The Euro declined on Wednesday as well. ECB governing council member Klaas Knot announced that the central bank could cut its deposit rate further if it becomes necessary to reach its inflation target and improve financing conditions.

 

Thus far, Knot’s comment is the most apparent hint from an ECB policymaker about the real possibility of a rate cut to stop a rally in the common currency. Until recently, that move seemed highly unlikely.

 

Since March last year, the Euro has skyrocketed by almost 15% against a greenback that most analysts expect to drop further.
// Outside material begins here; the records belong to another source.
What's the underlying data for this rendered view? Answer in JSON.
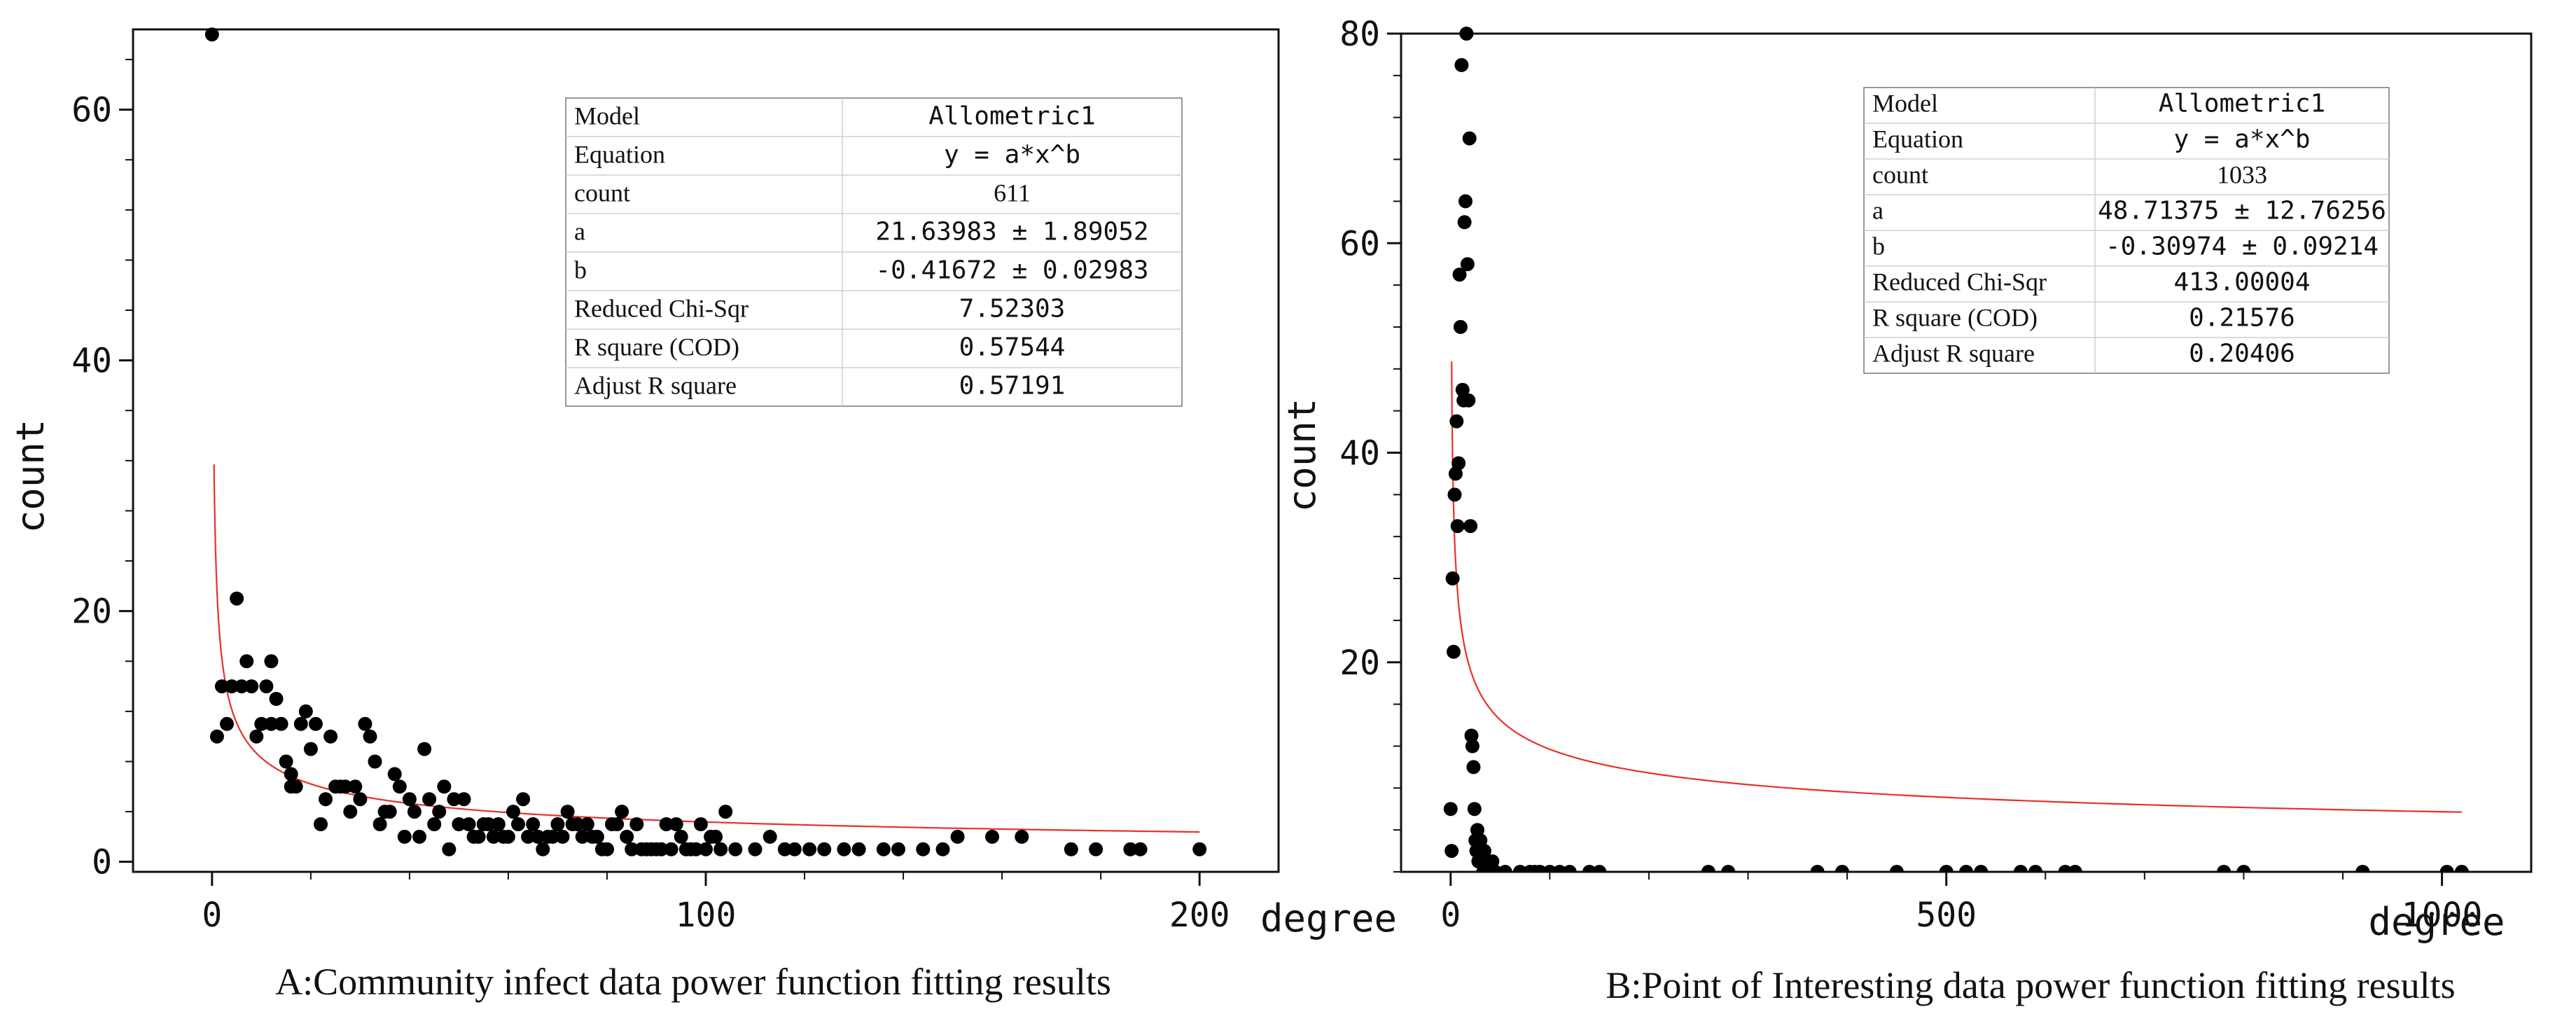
{
  "chart_data": [
    {
      "id": "A",
      "type": "scatter",
      "caption": "A:Community infect data power function fitting results",
      "xlabel": "degree",
      "ylabel": "count",
      "xlim": [
        -16,
        216
      ],
      "ylim": [
        -0.8,
        66.4
      ],
      "xticks": [
        0,
        100,
        200
      ],
      "yticks": [
        0,
        20,
        40,
        60
      ],
      "x_minor_step": 20,
      "y_minor_step": 4,
      "fit": {
        "model": "Allometric1",
        "a": 21.63983,
        "b": -0.41672,
        "x_from": 0.4,
        "x_to": 200,
        "color": "#e8302a"
      },
      "table": [
        {
          "label": "Model",
          "value": "Allometric1"
        },
        {
          "label": "Equation",
          "value": "y = a*x^b"
        },
        {
          "label": "count",
          "value": "611"
        },
        {
          "label": "a",
          "value": "21.63983 ± 1.89052"
        },
        {
          "label": "b",
          "value": "-0.41672 ± 0.02983"
        },
        {
          "label": "Reduced Chi-Sqr",
          "value": "7.52303"
        },
        {
          "label": "R square (COD)",
          "value": "0.57544"
        },
        {
          "label": "Adjust R square",
          "value": "0.57191"
        }
      ],
      "points": [
        [
          0,
          66
        ],
        [
          1,
          10
        ],
        [
          2,
          14
        ],
        [
          3,
          11
        ],
        [
          4,
          14
        ],
        [
          5,
          21
        ],
        [
          6,
          14
        ],
        [
          7,
          16
        ],
        [
          8,
          14
        ],
        [
          9,
          10
        ],
        [
          10,
          11
        ],
        [
          11,
          14
        ],
        [
          12,
          16
        ],
        [
          12,
          11
        ],
        [
          13,
          13
        ],
        [
          14,
          11
        ],
        [
          15,
          8
        ],
        [
          16,
          7
        ],
        [
          16,
          6
        ],
        [
          17,
          6
        ],
        [
          18,
          11
        ],
        [
          19,
          12
        ],
        [
          20,
          9
        ],
        [
          21,
          11
        ],
        [
          22,
          3
        ],
        [
          23,
          5
        ],
        [
          24,
          10
        ],
        [
          25,
          6
        ],
        [
          26,
          6
        ],
        [
          27,
          6
        ],
        [
          28,
          4
        ],
        [
          29,
          6
        ],
        [
          30,
          5
        ],
        [
          31,
          11
        ],
        [
          32,
          10
        ],
        [
          33,
          8
        ],
        [
          34,
          3
        ],
        [
          35,
          4
        ],
        [
          36,
          4
        ],
        [
          37,
          7
        ],
        [
          38,
          6
        ],
        [
          39,
          2
        ],
        [
          40,
          5
        ],
        [
          41,
          4
        ],
        [
          42,
          2
        ],
        [
          43,
          9
        ],
        [
          44,
          5
        ],
        [
          45,
          3
        ],
        [
          46,
          4
        ],
        [
          47,
          6
        ],
        [
          48,
          1
        ],
        [
          49,
          5
        ],
        [
          50,
          3
        ],
        [
          51,
          5
        ],
        [
          52,
          3
        ],
        [
          53,
          2
        ],
        [
          54,
          2
        ],
        [
          55,
          3
        ],
        [
          56,
          3
        ],
        [
          57,
          2
        ],
        [
          58,
          3
        ],
        [
          59,
          2
        ],
        [
          60,
          2
        ],
        [
          61,
          4
        ],
        [
          62,
          3
        ],
        [
          63,
          5
        ],
        [
          64,
          2
        ],
        [
          65,
          3
        ],
        [
          66,
          2
        ],
        [
          67,
          1
        ],
        [
          68,
          2
        ],
        [
          69,
          2
        ],
        [
          70,
          3
        ],
        [
          71,
          2
        ],
        [
          72,
          4
        ],
        [
          73,
          3
        ],
        [
          74,
          3
        ],
        [
          75,
          2
        ],
        [
          76,
          3
        ],
        [
          77,
          2
        ],
        [
          78,
          2
        ],
        [
          79,
          1
        ],
        [
          80,
          1
        ],
        [
          81,
          3
        ],
        [
          82,
          3
        ],
        [
          83,
          4
        ],
        [
          84,
          2
        ],
        [
          85,
          1
        ],
        [
          86,
          3
        ],
        [
          87,
          1
        ],
        [
          88,
          1
        ],
        [
          89,
          1
        ],
        [
          90,
          1
        ],
        [
          91,
          1
        ],
        [
          92,
          3
        ],
        [
          93,
          1
        ],
        [
          94,
          3
        ],
        [
          95,
          2
        ],
        [
          96,
          1
        ],
        [
          97,
          1
        ],
        [
          98,
          1
        ],
        [
          99,
          3
        ],
        [
          100,
          1
        ],
        [
          101,
          2
        ],
        [
          102,
          2
        ],
        [
          103,
          1
        ],
        [
          104,
          4
        ],
        [
          106,
          1
        ],
        [
          110,
          1
        ],
        [
          113,
          2
        ],
        [
          116,
          1
        ],
        [
          118,
          1
        ],
        [
          121,
          1
        ],
        [
          124,
          1
        ],
        [
          128,
          1
        ],
        [
          131,
          1
        ],
        [
          136,
          1
        ],
        [
          139,
          1
        ],
        [
          144,
          1
        ],
        [
          148,
          1
        ],
        [
          151,
          2
        ],
        [
          158,
          2
        ],
        [
          164,
          2
        ],
        [
          174,
          1
        ],
        [
          179,
          1
        ],
        [
          186,
          1
        ],
        [
          188,
          1
        ],
        [
          200,
          1
        ]
      ]
    },
    {
      "id": "B",
      "type": "scatter",
      "caption": "B:Point of Interesting data power function fitting results",
      "xlabel": "degree",
      "ylabel": "count",
      "xlim": [
        -50,
        1090
      ],
      "ylim": [
        0,
        80
      ],
      "xticks": [
        0,
        500,
        1000
      ],
      "yticks": [
        20,
        40,
        60,
        80
      ],
      "x_minor_step": 100,
      "y_minor_step": 4,
      "fit": {
        "model": "Allometric1",
        "a": 48.71375,
        "b": -0.30974,
        "x_from": 1,
        "x_to": 1020,
        "color": "#e8302a"
      },
      "table": [
        {
          "label": "Model",
          "value": "Allometric1"
        },
        {
          "label": "Equation",
          "value": "y = a*x^b"
        },
        {
          "label": "count",
          "value": "1033"
        },
        {
          "label": "a",
          "value": "48.71375 ± 12.76256"
        },
        {
          "label": "b",
          "value": "-0.30974 ± 0.09214"
        },
        {
          "label": "Reduced Chi-Sqr",
          "value": "413.00004"
        },
        {
          "label": "R square (COD)",
          "value": "0.21576"
        },
        {
          "label": "Adjust R square",
          "value": "0.20406"
        }
      ],
      "points": [
        [
          0,
          6
        ],
        [
          1,
          2
        ],
        [
          2,
          28
        ],
        [
          3,
          21
        ],
        [
          4,
          36
        ],
        [
          5,
          38
        ],
        [
          6,
          43
        ],
        [
          7,
          33
        ],
        [
          8,
          39
        ],
        [
          9,
          57
        ],
        [
          10,
          52
        ],
        [
          11,
          77
        ],
        [
          12,
          46
        ],
        [
          13,
          45
        ],
        [
          14,
          62
        ],
        [
          15,
          64
        ],
        [
          16,
          80
        ],
        [
          17,
          58
        ],
        [
          18,
          45
        ],
        [
          19,
          70
        ],
        [
          20,
          33
        ],
        [
          21,
          13
        ],
        [
          22,
          12
        ],
        [
          23,
          10
        ],
        [
          24,
          6
        ],
        [
          25,
          3
        ],
        [
          26,
          2
        ],
        [
          27,
          4
        ],
        [
          28,
          1
        ],
        [
          29,
          2
        ],
        [
          30,
          3
        ],
        [
          31,
          1
        ],
        [
          32,
          2
        ],
        [
          33,
          0
        ],
        [
          34,
          2
        ],
        [
          36,
          1
        ],
        [
          38,
          0
        ],
        [
          42,
          1
        ],
        [
          45,
          0
        ],
        [
          55,
          0
        ],
        [
          70,
          0
        ],
        [
          80,
          0
        ],
        [
          85,
          0
        ],
        [
          90,
          0
        ],
        [
          100,
          0
        ],
        [
          110,
          0
        ],
        [
          120,
          0
        ],
        [
          140,
          0
        ],
        [
          150,
          0
        ],
        [
          260,
          0
        ],
        [
          280,
          0
        ],
        [
          370,
          0
        ],
        [
          395,
          0
        ],
        [
          450,
          0
        ],
        [
          500,
          0
        ],
        [
          520,
          0
        ],
        [
          535,
          0
        ],
        [
          575,
          0
        ],
        [
          590,
          0
        ],
        [
          620,
          0
        ],
        [
          630,
          0
        ],
        [
          780,
          0
        ],
        [
          800,
          0
        ],
        [
          920,
          0
        ],
        [
          1005,
          0
        ],
        [
          1020,
          0
        ]
      ]
    }
  ]
}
On Wednesday, the Euro traded lower by 0.3% at $1.2120.

 

On Tuesday, analysts noted that the ECB was studying whether differences with the Federal Reserve’s policy in the U.S. were bolstering the Euro.

 

Jordan Rochester, the FX strategist at Nomura, said it’s likely one of those headlines where it’s a buy on the dip moment in euro/dollar. However, his target remains at $1.25 by the end of March. G10 FX strategist at BBVA Alexandre Dolci has a similar outlook. He stated that they continue to favour buying euro/dollar on dips despite the heavy positioning as they expect the pair to steady in a $1.20-$1.25 range.

 

On Wednesday, the greenback reversed early declines in Asia, trading up 0.3% at 90.393 while markets waited for Fed Chair Jerome Powell’s comments.

 

Earlier this month, Powell already declared that the U.S. economy is still far from the agency’s inflation and employment goals. He added that it was too early to discuss altering monthly bond purchases.

 

John Velis, the FX and macro strategist at BNY Mellon, noted that thus far the agency remains consistent. However, the balance of risks are still to the downside.